July 25, 2011

Dégourgement (Fr.)

    The process of removing (disgorging) sediment from traditional method sparkling wines. Results in a slight loss of volume that needs to be topped up with a dosage before final corking.
For such a simple product, wine sure can get complicated. Take, for example, the exquisite sparkling wines of Champagne and elsewhere. The two main by-products of fermentation are alcohol and carbon dioxide. Under normal circumstances, we want to keep the alcohol and get rid of the CO2, except in the case of sparkling wines. Then we want to preserve the CO2. It is, after all, the quality that makes sparkling wines both special and expensive.

The objective when making sparkling wine is to retain as much of the CO2 as possible while producing a delectable and distinctive wine. The problem is that, when sparkling wine goes through its second fermentation, everything is trapped in the bottle. As the yeast works to produce additional alcohol and carbon dioxide bubbles, it also produces sediment. Now, there’s nothing wrong with letting the sediment stay in the bottle, but it can be rather unappetizing. Better to get rid of it. But that’s not so simple a task.

Traditional or champagne method sparkling wines go through a number of interesting processes. First, a second fermentation is induced in the bottle by adding yeast and sugar to a base wine. That brew is allowed for work for up to several years. Lying peacefully on their sides, the bottles go through an almost magical transformation, with the spent yeast – the lees – giving the wine unique toasty, biscuity qualities. Finally, steps are taken to remove the lees from the bottles. The process is call riddling, and it can be performed by hand or by a machine called a gyro-palette.

The Widow Cliquot perfected the technique of preparing a champagne bottle for dégourgement by placing the bottles in an A-frame rack. Riddlers spend their day shaking and rotating the bottles in the rack, gradually working the sediment into the neck of the bottle over several months. Eventually the bottles are standing vertically in the rack, with the neck pointing downward, ready to have the sediment removed. The bottle neck is set in a bath of iced brine.
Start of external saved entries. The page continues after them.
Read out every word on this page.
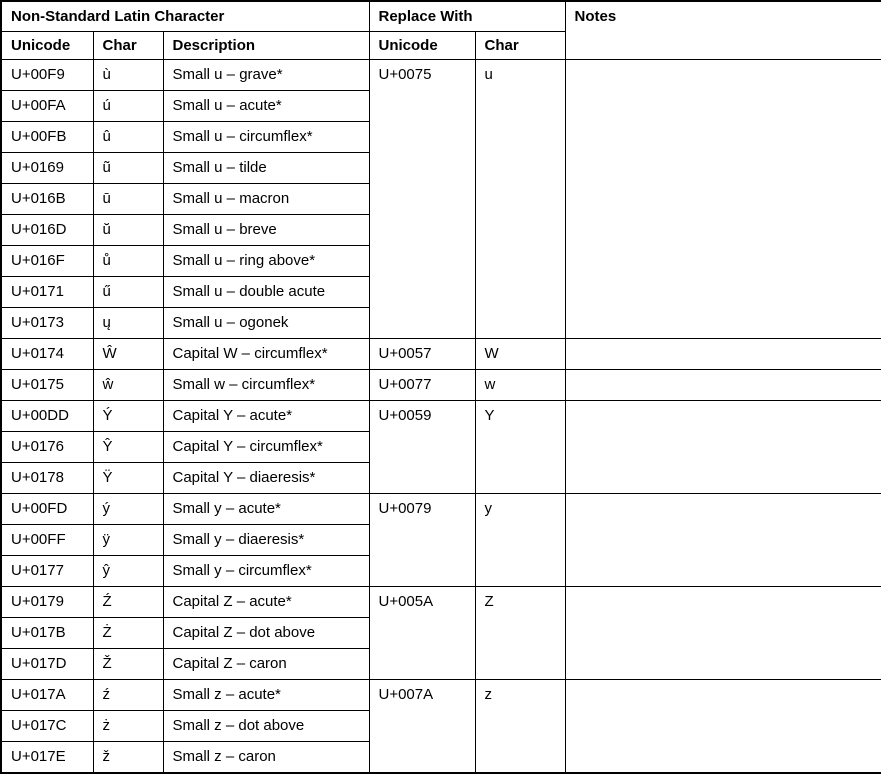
Non-Standard Latin Character			Replace With		Notes
Unicode	Char	Description	Unicode	Char	
U+00F9	ù	Small u – grave*	U+0075	u	
U+00FA	ú	Small u – acute*			
U+00FB	û	Small u – circumflex*			
U+0169	ũ	Small u – tilde			
U+016B	ū	Small u – macron			
U+016D	ŭ	Small u – breve			
U+016F	ů	Small u – ring above*			
U+0171	ű	Small u – double acute			
U+0173	ų	Small u – ogonek			
U+0174	Ŵ	Capital W – circumflex*	U+0057	W	
U+0175	ŵ	Small w – circumflex*	U+0077	w	
U+00DD	Ý	Capital Y – acute*	U+0059	Y	
U+0176	Ŷ	Capital Y – circumflex*			
U+0178	Ÿ	Capital Y – diaeresis*			
U+00FD	ý	Small y – acute*	U+0079	y	
U+00FF	ÿ	Small y – diaeresis*			
U+0177	ŷ	Small y – circumflex*			
U+0179	Ź	Capital Z – acute*	U+005A	Z	
U+017B	Ż	Capital Z – dot above			
U+017D	Ž	Capital Z – caron			
U+017A	ź	Small z – acute*	U+007A	z	
U+017C	ż	Small z – dot above			
U+017E	ž	Small z – caron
This freezes a small amount of the wine along with a plug of sediment. It’s then a small job to lift the bottle from the brine solution, pop the cap, and expel the plug. All that remains is to top up the bottle to replace the lost liquid, and then cork it. (By the way, this is the process that begat the rather large foil that is found atop champagne and sparkling wine bottles. Its original purpose was  to disguised the fill line so the buyer is not aware that there could be a bit of variation here.)